J'ai ma petite idée de la réponse, mais chacun se fera son opinion.
Lisez ce livre, c'est, dans le pire des cas, un très bon moment à passer dans un torrent d'adrénaline.

Très bon

vendredi 9 août 2019

Sur ma peau - Gillian Flynn

Résumé :

La ville de Wind Gap dans le Missouri est sous le choc : une petite fille a disparu. Déjà, l'été dernier, une enfant avait été sauvagement assassinée...
Une jeune journaliste, Camille Preak, se rend sur place pour couvrir l'affaire. Elle-même a grandi à Wind Gap. Mais pour Camille, retourner à Wind Gap, c'est réveiller de douloureux souvenirs.
A l'adolescence, incapable de supporter la folie de sa mère, Camille a gravé sur sa peau les souffrances qu'elle n'a pu exprimer. Son corps n'est qu'un entrelacs de cicatrices... 
On retrouve bientôt le cadavre de la fillette. Très vite, Camille comprend qu'elle doit puiser en elle la force d'affronter la tragédie de son enfance si elle veut découvrir la vérité...

Sur ma peau est le roman dont a été tiré l'excellentissime série Sharp Objects que je vous invite, évidemment, à regarder si vous en avez l'occasion.
L'un comme l'autre, roman et série, adaptée extrêmement fidèlement, sont d'une noirceur assez inégalable. Peu de violences physiques mais en revanche, des violences psychologiques qui deviennent vite insoutenables.

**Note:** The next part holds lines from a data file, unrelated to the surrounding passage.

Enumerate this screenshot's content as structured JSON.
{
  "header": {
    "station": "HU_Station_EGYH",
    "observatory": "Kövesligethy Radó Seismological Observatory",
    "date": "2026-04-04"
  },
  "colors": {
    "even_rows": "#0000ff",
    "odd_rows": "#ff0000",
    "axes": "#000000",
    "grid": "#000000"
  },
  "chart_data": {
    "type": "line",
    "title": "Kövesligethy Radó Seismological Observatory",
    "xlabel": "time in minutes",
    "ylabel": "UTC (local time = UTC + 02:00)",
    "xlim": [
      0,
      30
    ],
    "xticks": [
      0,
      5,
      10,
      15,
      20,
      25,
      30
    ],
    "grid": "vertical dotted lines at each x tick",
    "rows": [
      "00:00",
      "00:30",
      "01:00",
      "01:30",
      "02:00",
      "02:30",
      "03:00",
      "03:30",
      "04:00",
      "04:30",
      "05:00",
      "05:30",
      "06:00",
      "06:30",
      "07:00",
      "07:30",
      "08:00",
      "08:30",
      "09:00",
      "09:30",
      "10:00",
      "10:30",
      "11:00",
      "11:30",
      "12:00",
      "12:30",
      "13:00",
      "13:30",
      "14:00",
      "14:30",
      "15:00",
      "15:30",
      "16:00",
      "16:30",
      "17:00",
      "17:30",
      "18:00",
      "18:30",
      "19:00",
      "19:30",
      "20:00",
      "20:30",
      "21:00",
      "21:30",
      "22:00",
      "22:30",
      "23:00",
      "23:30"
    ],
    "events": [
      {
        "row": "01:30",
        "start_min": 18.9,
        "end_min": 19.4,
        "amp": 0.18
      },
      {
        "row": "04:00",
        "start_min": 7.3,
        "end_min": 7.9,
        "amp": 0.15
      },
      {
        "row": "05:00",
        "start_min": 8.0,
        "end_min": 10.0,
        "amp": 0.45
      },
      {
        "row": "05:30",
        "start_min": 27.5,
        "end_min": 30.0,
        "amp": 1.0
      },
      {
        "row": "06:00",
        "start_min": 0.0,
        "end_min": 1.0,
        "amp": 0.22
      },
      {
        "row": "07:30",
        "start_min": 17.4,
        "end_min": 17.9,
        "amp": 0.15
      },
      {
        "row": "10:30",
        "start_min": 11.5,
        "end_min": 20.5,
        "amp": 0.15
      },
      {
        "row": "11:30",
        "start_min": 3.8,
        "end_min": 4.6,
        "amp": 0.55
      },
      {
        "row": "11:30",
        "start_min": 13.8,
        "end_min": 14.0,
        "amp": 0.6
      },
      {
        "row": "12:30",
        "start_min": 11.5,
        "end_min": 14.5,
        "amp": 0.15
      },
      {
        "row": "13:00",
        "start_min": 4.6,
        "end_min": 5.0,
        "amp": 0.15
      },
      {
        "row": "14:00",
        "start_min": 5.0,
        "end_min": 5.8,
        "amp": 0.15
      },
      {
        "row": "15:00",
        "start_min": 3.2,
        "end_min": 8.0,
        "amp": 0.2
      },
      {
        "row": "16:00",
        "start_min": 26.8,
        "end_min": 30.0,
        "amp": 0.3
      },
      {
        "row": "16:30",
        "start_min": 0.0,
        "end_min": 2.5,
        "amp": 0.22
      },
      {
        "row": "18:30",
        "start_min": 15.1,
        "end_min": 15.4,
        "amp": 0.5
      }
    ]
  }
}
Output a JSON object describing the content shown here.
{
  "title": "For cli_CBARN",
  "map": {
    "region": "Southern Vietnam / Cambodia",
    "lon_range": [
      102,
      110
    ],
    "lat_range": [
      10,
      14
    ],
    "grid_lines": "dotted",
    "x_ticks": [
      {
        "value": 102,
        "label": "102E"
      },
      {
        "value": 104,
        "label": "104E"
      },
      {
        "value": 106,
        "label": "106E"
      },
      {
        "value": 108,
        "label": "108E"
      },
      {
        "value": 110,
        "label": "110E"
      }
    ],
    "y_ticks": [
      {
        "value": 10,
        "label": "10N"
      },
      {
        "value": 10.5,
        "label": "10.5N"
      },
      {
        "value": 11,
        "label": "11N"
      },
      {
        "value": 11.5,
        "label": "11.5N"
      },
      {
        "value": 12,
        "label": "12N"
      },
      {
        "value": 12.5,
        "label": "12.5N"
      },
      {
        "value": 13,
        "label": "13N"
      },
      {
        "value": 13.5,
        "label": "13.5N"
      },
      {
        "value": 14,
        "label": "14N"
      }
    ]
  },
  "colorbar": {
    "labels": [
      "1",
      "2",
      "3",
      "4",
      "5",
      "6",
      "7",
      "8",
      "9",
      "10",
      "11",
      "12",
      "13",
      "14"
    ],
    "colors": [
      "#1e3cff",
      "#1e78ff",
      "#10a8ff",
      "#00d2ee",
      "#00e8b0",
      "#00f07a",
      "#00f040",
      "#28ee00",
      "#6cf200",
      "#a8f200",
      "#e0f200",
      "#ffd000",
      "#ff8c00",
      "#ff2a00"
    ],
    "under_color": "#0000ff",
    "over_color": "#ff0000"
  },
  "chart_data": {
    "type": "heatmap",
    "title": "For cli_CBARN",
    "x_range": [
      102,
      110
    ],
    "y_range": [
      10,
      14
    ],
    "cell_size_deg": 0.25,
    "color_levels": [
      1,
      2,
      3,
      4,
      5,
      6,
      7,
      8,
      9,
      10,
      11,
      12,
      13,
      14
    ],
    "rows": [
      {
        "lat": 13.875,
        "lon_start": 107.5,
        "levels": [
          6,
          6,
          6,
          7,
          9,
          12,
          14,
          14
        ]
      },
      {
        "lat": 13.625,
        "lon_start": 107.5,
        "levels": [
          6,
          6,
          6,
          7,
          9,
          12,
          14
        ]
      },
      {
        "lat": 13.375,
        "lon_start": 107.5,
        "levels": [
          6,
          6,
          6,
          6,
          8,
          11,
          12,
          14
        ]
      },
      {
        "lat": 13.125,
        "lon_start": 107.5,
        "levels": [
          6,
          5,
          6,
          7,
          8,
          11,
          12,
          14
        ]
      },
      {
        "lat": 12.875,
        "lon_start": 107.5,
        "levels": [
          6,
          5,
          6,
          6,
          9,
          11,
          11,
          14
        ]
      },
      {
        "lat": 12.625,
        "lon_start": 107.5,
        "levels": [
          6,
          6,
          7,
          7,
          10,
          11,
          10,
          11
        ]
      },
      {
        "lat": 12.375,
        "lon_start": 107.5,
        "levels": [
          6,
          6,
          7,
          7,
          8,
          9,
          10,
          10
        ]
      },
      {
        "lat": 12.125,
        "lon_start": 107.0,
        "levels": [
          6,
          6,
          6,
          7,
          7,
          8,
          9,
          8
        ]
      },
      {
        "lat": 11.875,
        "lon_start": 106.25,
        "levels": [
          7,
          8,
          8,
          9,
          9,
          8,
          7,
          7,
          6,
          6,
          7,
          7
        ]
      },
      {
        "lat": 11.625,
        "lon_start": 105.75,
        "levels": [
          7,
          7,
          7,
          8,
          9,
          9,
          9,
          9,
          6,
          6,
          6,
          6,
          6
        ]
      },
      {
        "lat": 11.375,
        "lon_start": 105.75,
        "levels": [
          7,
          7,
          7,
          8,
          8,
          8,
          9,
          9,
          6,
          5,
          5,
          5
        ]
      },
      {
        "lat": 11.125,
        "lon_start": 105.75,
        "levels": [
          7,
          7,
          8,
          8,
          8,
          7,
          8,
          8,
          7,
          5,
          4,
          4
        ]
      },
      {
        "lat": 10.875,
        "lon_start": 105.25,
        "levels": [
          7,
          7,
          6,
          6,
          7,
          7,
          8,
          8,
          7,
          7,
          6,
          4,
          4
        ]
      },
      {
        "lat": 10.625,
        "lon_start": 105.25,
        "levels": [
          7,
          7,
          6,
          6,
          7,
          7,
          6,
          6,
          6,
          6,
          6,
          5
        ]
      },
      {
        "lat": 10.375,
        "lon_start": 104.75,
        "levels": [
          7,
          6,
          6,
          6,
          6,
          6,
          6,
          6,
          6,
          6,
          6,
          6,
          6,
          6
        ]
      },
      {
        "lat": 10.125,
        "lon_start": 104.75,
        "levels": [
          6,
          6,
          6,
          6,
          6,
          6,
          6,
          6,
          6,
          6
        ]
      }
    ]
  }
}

Beaucoup de personnages en sont affectés et en particulier le personnage principal, Camille, qui a subi, et subit encore suite à son retour dans sa ville natale, les brimades, humiliations et autres tortures mentales de la part de sa mère, un personnage qui rend Folcoche, de Vipère au poing, douce comme un agneau.
Gageons qu'en lisant ce livre vous allez adorer Camille et trembler d'effroi et de colère face au harcèlement maternel insidieux et continuel dont elle est la victime et vous allez adorer détester cette mère au comportement si brutal. Nul doute non plus que vous allez vous passionner pour l'enquête qui va révéler bien des choses que beaucoup auraient préféré garder secrètes. Parce que, comme nombre d'écrivains américains, Gillian Flynn sait parfaitement nous décrire les travers de ces petites villes des États-Unis où chacun épie tout le onde, où chacun soupçonne tout le monde et où personne n'est irréprochable.
Précipitez-vous sur ce roman puis enchaînez avec la série (et pas l'inverse comme j'ai fait et qui était sans doute une erreur). 
Gillian Flynn est décidément une excellente autrice.